ASARCO, a mining, smelting, and refining company had subsidiaries involved in asbestos related industry, and by the early 2000s faced hundreds of millions of dollars in potential liability resulting from asbestos-related personal injury claims. ASARCO filed suit seeking coverage from Fireman’s Fund and other insurers, and while that suit was pending entered bankruptcy and was reorganized, including the establishment of a settlement trust for asbestos claims (the “Asbestos Trust”). After extended litigation and a series of decisions unfavorable to Fireman’s Fund in the coverage suit, Fireman’s Fund conducted an exposure analysis and concluded that its likely exposure had a present value in excess of $50 million. This analysis prompted Fireman’s Fund to agree to a negotiated settlement of ASARCO’s claims under all three Fireman’s Fund policies for a total of $35 million paid to the Asbestos Trust. Fireman’s Fund allocated the payment under its three policies on the basis of its exposure analysis, and allocated $8.1 million to policy 3. Fireman’s Fund submitted an invoice for 15% of the $8.1 million allocated to policy 3, plus costs, to OneBeacon, and OneBeacon denied the claim on the basis that the $35 million was improperly allocated by Fireman’s Fund and should have been paid by policies 1 and 2.
Fireman’s Fund filed suit for breach of contract, and the Southern District of New York granted summary judgment for Fireman’s Fund on the basis that OneBeacon was bound by Fireman’s Fund’s allocation by the “follow the settlements” provision and that the exhaustion requirement was ambiguous and could be satisfied by a below-limits settlement of the underlying policies. OneBeacon appealed.

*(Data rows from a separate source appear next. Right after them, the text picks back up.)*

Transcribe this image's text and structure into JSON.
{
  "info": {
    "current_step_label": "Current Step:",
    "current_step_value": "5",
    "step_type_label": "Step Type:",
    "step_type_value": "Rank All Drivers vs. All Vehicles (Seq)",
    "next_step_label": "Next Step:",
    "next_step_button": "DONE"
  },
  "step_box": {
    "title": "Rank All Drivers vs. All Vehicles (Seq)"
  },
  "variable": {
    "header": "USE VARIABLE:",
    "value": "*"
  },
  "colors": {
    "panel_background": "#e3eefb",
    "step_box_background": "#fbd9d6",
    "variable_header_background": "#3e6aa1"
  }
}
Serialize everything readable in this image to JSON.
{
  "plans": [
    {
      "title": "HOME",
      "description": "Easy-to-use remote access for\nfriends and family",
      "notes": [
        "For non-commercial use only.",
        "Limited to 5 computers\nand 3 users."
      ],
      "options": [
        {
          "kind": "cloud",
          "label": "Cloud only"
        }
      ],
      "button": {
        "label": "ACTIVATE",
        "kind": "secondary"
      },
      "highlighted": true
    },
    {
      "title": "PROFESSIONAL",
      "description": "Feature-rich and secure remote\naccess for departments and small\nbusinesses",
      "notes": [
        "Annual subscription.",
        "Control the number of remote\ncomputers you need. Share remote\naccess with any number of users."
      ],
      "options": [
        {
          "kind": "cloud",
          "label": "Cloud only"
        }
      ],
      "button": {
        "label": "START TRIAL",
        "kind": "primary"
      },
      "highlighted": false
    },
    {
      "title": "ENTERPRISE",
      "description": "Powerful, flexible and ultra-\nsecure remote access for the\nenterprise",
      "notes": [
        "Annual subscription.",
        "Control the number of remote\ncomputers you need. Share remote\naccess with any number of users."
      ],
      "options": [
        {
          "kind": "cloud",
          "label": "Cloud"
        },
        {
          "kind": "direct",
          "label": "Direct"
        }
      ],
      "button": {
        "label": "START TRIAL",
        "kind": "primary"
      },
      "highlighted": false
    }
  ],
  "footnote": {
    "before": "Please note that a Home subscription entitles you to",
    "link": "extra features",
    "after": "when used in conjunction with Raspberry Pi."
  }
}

The Court of Appeals affirmed the judgment of the district court. The Second Circuit, in accord with longstanding precedent, held that an excess insurance policy is ambiguous as to the meaning of exhaustion because it does not define exhaustion or otherwise specify the meaning of exhaustion or include a requirement of actual payment of the full limits of the underlying policy or policies, settlement of the underlying policy or policies below limits may exhaust those policies. The court, finding that Fireman’s Fund had shown that its settlement of the ASARCO claims was arguably within the scope of the reinsurance coverage, held that OneBeacon was bound by the follow the settlements clause, and additionally that the reinsurance policy’s attachment point, like the exhaustion requirement, did not require full payment of losses in excess of the attachment point, only that ASARCO had incurred losses in excess of the attachment point. The Second Circuit rejected arguments by OneBeacon that the limits of liability provision in the reinsurance policy required actual payment by the underlying insurer and that Fireman’s Fund should be estopped from arguing ambiguity in the exhaustion provision because it had argued in other actions that it was not obligated to “drop down” to cover gaps in coverage below the attachment point of excess policies issued by Fireman’s Fund.